For decades, Soviet scholarship insisted that the national character of the Russian theatre was unmistakable and that its origins were to be found in pagan ceremonials and the agrarian cycles of peasant life. Actually, from the very beginnings, Russian performance, as opposed to ritual, was initiated and molded by foreign influences. The wandering jesters or skomorokhi had Byzantine antecedents; the occasional Orthodox liturgical “mysteries,” as well as the first court dramas, were fashioned on Latin plays of the Jesuit academies in Poland and Ukraine. Even the earliest folk dramas can be shown to have been affected (contaminated, to use the term in its dramaturgical sense) by contact with non-Russian models drawn from the touring repertoires of the Englische Komedianten (professional companies of players from London) or European puppet shows.

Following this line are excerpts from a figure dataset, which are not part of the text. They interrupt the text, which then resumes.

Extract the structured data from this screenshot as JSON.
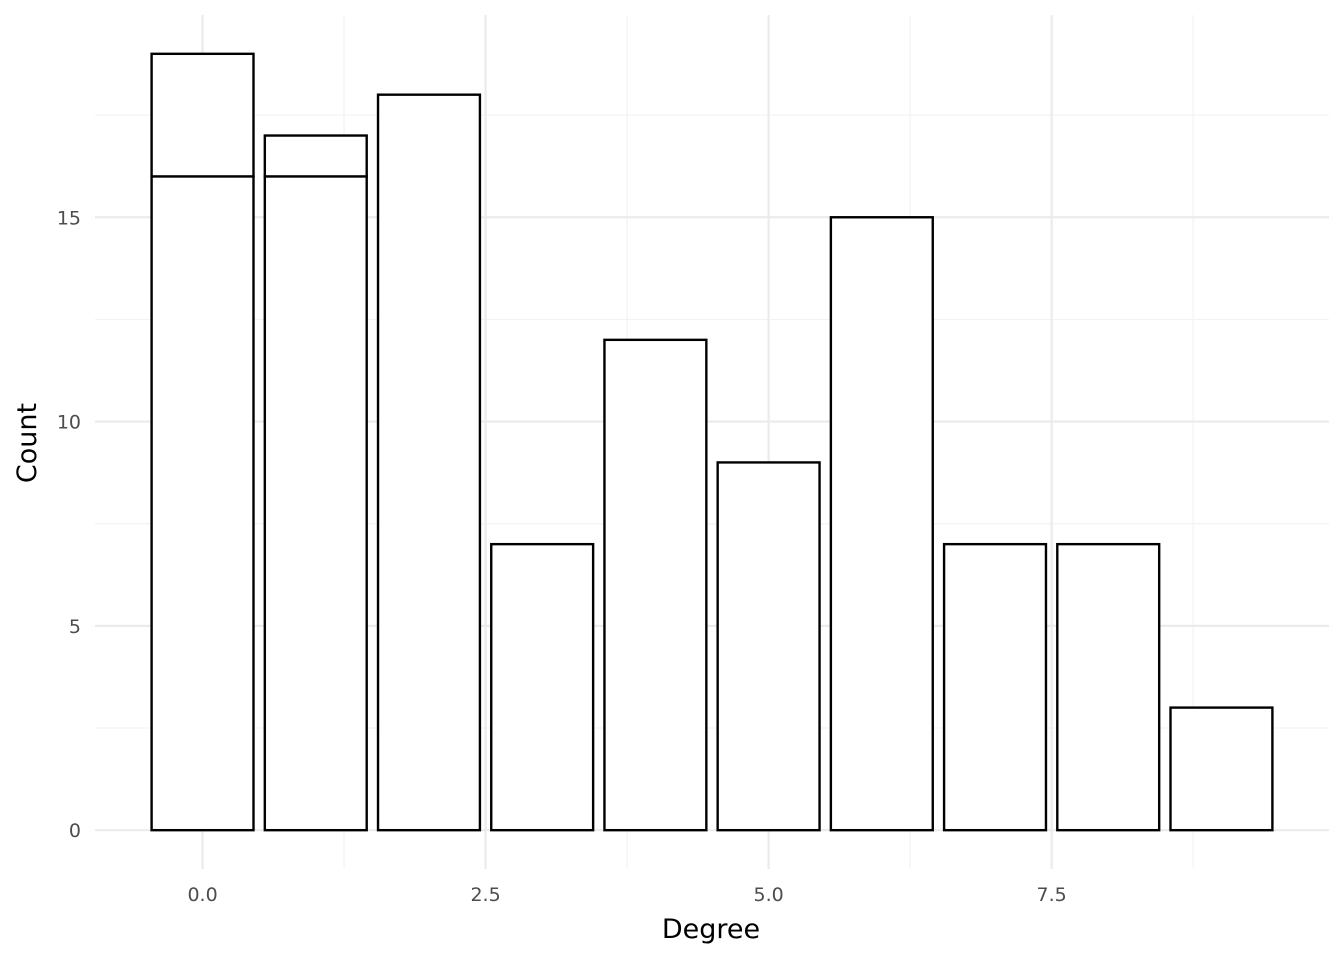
{
  "chart_data": {
    "type": "bar",
    "title": "",
    "xlabel": "Degree",
    "ylabel": "Count",
    "bar_width": 0.9,
    "xlim": [
      -0.95,
      9.95
    ],
    "ylim": [
      -0.95,
      19.95
    ],
    "x_ticks": [
      0,
      2.5,
      5,
      7.5
    ],
    "x_tick_labels": [
      "0.0",
      "2.5",
      "5.0",
      "7.5"
    ],
    "y_ticks": [
      0,
      5,
      10,
      15
    ],
    "y_tick_labels": [
      "0",
      "5",
      "10",
      "15"
    ],
    "grid": true,
    "fill": "#ffffff",
    "outline": "#000000",
    "bars": [
      {
        "x": 0,
        "values": [
          16,
          3
        ]
      },
      {
        "x": 1,
        "values": [
          16,
          1
        ]
      },
      {
        "x": 2,
        "values": [
          18
        ]
      },
      {
        "x": 3,
        "values": [
          7
        ]
      },
      {
        "x": 4,
        "values": [
          12
        ]
      },
      {
        "x": 5,
        "values": [
          9
        ]
      },
      {
        "x": 6,
        "values": [
          15
        ]
      },
      {
        "x": 7,
        "values": [
          7
        ]
      },
      {
        "x": 8,
        "values": [
          7
        ]
      },
      {
        "x": 9,
        "values": [
          3
        ]
      }
    ]
  }
}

What does make the Russian theatre stand out from other national theatres is its secular bias and the cross-fertilization of court and popular theatres. Theatre in the West can be shown to have evolved from two distinct strains, the professional (embodied by itinerant troupes of motley entertainers) and the amateur (represented by performances sponsored initially by Church, then by school or court). In Russia, the two strains would coexist and commingle: although professional theatre was often hampered by its governmental ties, the amateur was frequently productive of reform and fresh impulses.
The Russian Orthodox Church was doctrinally hostile to any kind of enactment and countenanced plays within its precincts only for a brief period in the sixteenth century. Amateur performance was therefore to be found under the patronage of the court, and even when its subjects were biblical, the atmosphere was secular.